A floorboard creaked downstairs.
Elias held his breath, straining to hear over the thrumming in his ears and the pounding of his own blood. It wasn’t the random groan of an old house. It was a footstep. Slow, deliberate, heavy. Someone was in the house. He backed away from the window, his mind racing. The front door was locked, bolted from the inside. He had checked it himself.
Another footstep, closer now, at the base of the stairs. He looked around the bedroom for a weapon, his eyes falling on a heavy brass candlestick on the nightstand. He grabbed it, its weight a small, cold comfort in his hand. He crept to the bedroom door and pressed his ear against the wood.
Silence. The footsteps had stopped. But the Hum… the Hum felt different. It was no longer a steady, rhythmic pulse. It had a new cadence, a seeking, searching quality. It felt… aware.
Then he heard it. A soft, wet, whispering sound from just outside the door.
“Gardener… The soil is fallow… The Root is thirsty…”
It wasn’t a human voice. It was a composite of sounds—the rustle of dry leaves, the trickle of water, the cracking of wood, all woven together into a horrifying mimicry of speech. Elias’s blood ran cold. This wasn’t a delusion. This wasn’t a dream. Alistair’s journal wasn’t the product of a broken mind. It was a warning.
He scrambled away from the door, his back hitting the far wall with a thud. He fumbled for his phone on the nightstand. No signal. Of course. The isolation of Blackwood Hollow wasn’t just geographical.
The doorknob began to turn. Slowly. Impossibly. He had locked it from the inside. He watched, mesmerized by terror, as the brass knob rotated with a series of metallic clicks. It stopped. A moment passed, an eternity of held breath and frantic heartbeats.
Then, with a sound of splintering wood, the center of the door began to bulge inward. A single, black, thorn-covered tendril, no thicker than his thumb, pushed its way through the wood. It writhed in the air for a moment, like a blind serpent tasting its surroundings, before retracting back into the door, leaving a small, jagged hole.

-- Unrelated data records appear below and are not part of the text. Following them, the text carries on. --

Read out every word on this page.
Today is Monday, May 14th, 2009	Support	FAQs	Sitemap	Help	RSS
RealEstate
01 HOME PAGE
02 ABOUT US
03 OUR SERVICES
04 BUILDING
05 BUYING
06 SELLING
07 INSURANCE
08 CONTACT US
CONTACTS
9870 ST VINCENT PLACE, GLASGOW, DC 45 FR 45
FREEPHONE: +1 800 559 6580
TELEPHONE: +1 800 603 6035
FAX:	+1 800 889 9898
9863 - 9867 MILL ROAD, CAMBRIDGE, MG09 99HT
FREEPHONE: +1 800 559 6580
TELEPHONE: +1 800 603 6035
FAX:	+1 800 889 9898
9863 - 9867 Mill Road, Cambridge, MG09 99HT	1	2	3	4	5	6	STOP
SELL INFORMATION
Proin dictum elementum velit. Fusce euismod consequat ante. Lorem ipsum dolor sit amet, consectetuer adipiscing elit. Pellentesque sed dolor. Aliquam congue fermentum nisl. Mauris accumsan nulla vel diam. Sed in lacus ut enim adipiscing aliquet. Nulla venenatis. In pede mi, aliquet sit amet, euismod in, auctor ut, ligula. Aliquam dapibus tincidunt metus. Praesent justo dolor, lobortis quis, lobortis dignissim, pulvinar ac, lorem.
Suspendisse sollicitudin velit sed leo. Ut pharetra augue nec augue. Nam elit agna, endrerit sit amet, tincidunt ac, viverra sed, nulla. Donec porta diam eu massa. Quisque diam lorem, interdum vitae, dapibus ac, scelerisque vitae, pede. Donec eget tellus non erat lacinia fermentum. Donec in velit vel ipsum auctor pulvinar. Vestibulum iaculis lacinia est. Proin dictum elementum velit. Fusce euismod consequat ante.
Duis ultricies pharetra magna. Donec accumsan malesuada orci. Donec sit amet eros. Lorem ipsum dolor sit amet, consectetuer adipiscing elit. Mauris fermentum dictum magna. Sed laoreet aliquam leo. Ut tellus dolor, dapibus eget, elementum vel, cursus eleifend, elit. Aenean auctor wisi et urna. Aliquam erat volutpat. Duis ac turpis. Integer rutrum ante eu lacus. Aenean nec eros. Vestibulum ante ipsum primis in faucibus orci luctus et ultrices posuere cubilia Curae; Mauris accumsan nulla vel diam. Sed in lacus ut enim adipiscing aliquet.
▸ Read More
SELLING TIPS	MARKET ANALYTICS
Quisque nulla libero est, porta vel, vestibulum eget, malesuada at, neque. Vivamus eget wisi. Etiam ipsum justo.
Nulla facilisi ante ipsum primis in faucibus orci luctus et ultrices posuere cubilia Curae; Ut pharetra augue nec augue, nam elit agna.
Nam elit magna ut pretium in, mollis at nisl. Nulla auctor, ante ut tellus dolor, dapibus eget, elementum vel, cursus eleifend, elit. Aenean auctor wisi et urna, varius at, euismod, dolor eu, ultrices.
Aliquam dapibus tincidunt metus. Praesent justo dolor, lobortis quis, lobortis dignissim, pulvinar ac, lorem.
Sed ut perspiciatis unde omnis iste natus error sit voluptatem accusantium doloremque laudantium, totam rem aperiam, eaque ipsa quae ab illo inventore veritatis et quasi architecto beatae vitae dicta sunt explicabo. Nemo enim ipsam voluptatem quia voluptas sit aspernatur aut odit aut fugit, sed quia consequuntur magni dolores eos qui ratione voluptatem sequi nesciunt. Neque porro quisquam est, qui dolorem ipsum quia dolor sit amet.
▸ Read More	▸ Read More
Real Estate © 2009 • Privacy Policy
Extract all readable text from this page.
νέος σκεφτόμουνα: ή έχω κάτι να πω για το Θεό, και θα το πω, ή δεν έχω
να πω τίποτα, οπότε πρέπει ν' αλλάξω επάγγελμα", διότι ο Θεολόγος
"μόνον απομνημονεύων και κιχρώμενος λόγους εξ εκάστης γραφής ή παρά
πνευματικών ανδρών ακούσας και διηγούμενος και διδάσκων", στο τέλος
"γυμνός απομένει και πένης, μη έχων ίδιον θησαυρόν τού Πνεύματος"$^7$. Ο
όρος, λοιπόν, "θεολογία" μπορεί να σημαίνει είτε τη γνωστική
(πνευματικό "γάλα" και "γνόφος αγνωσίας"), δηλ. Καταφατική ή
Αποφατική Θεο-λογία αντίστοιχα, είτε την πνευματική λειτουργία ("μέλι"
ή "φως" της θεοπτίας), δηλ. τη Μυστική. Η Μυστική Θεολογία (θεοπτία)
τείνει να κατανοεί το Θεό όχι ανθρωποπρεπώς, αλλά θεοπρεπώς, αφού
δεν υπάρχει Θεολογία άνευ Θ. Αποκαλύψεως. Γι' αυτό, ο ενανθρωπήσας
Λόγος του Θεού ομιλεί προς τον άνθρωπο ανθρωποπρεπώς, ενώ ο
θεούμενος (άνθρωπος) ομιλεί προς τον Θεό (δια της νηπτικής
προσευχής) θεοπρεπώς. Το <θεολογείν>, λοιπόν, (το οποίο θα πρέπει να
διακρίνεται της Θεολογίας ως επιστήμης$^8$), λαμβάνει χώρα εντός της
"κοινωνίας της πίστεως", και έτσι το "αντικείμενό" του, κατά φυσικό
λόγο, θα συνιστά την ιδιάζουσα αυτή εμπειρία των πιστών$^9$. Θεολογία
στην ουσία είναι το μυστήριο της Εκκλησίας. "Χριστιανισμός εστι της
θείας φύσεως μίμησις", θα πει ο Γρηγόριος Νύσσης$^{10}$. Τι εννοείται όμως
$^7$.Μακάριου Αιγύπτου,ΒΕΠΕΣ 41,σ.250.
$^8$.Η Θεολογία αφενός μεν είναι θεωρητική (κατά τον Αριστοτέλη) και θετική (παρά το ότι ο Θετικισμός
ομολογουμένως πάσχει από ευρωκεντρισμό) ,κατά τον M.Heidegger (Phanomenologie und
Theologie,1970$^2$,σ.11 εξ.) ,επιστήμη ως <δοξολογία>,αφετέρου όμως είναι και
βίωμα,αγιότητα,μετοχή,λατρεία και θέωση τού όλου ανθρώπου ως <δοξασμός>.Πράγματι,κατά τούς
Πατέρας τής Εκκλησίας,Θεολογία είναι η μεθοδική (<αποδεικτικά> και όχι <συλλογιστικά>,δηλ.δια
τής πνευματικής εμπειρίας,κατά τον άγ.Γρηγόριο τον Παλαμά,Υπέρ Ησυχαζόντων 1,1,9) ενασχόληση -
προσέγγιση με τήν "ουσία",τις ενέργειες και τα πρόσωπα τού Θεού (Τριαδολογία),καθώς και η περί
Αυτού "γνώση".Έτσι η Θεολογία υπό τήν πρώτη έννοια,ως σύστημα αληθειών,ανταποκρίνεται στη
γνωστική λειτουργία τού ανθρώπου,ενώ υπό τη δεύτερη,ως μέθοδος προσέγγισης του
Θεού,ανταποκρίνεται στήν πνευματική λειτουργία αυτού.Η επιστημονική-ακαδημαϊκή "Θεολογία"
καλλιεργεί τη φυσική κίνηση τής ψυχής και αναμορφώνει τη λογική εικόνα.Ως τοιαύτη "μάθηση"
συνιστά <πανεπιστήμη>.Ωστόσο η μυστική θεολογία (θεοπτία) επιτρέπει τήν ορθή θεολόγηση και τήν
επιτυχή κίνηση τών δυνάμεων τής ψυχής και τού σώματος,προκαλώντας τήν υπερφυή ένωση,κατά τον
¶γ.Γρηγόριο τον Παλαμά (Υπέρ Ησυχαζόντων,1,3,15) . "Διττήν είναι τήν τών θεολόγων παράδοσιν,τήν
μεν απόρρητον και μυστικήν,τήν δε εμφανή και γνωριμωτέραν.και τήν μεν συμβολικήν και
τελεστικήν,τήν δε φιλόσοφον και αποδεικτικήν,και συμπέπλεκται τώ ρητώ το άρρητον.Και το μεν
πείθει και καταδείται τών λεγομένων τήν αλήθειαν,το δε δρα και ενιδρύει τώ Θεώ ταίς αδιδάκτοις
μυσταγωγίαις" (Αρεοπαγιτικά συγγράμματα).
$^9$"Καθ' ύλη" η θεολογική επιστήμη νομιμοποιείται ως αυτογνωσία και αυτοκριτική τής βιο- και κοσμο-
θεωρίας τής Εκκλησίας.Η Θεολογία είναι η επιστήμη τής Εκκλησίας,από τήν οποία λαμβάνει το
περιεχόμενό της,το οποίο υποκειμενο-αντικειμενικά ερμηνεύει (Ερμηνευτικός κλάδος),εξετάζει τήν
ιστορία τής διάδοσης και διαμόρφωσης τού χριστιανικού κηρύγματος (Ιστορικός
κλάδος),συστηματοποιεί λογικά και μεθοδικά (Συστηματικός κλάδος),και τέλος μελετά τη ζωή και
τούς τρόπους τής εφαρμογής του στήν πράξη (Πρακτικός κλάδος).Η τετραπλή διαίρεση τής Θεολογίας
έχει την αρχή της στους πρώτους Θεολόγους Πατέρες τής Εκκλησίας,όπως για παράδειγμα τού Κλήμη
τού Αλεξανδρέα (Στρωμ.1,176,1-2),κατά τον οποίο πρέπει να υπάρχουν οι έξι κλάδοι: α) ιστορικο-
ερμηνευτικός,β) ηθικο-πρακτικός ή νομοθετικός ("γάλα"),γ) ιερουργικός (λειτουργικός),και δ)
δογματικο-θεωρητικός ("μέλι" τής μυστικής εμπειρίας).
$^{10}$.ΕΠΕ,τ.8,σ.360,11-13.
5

Elias didn’t scream. The sound was trapped in his throat, a knot of pure, primal fear. He was in a cage, just as Alistair had written. And something was trying to get in. He looked from the violated door to the window. It was a two-story drop, but the glowing fungi below seemed to pulse in time with the Hum, promising a landing that was anything but soft.
He was trapped. He finally understood the last line of Alistair’s journal. He wasn’t meant to inherit a house. He was meant to inherit a curse. And the residents of Blackwood Hollow, the silent, watchful congregation, were not his new neighbours. They were his keepers.
Downstairs, the whispering started again, closer this time, as if whatever was in the house was now crawling up the stairs. It was accompanied by a wet, dragging sound.
“The old gardener withered… A new gardener must be planted…”
Elias stared at the door, the brass candlestick held tight in his trembling hand. He was an archivist. A man of paper and dust, of quiet order and logical systems. Nothing in his life had prepared him for this. The house groaned around him, the Hum intensified, and from beyond the door, he heard the sound of something immense and patient and ancient, coming for him. The first night in Blackwood Hollow was far from over, and he had the sickening certainty that he would not live to see the dawn.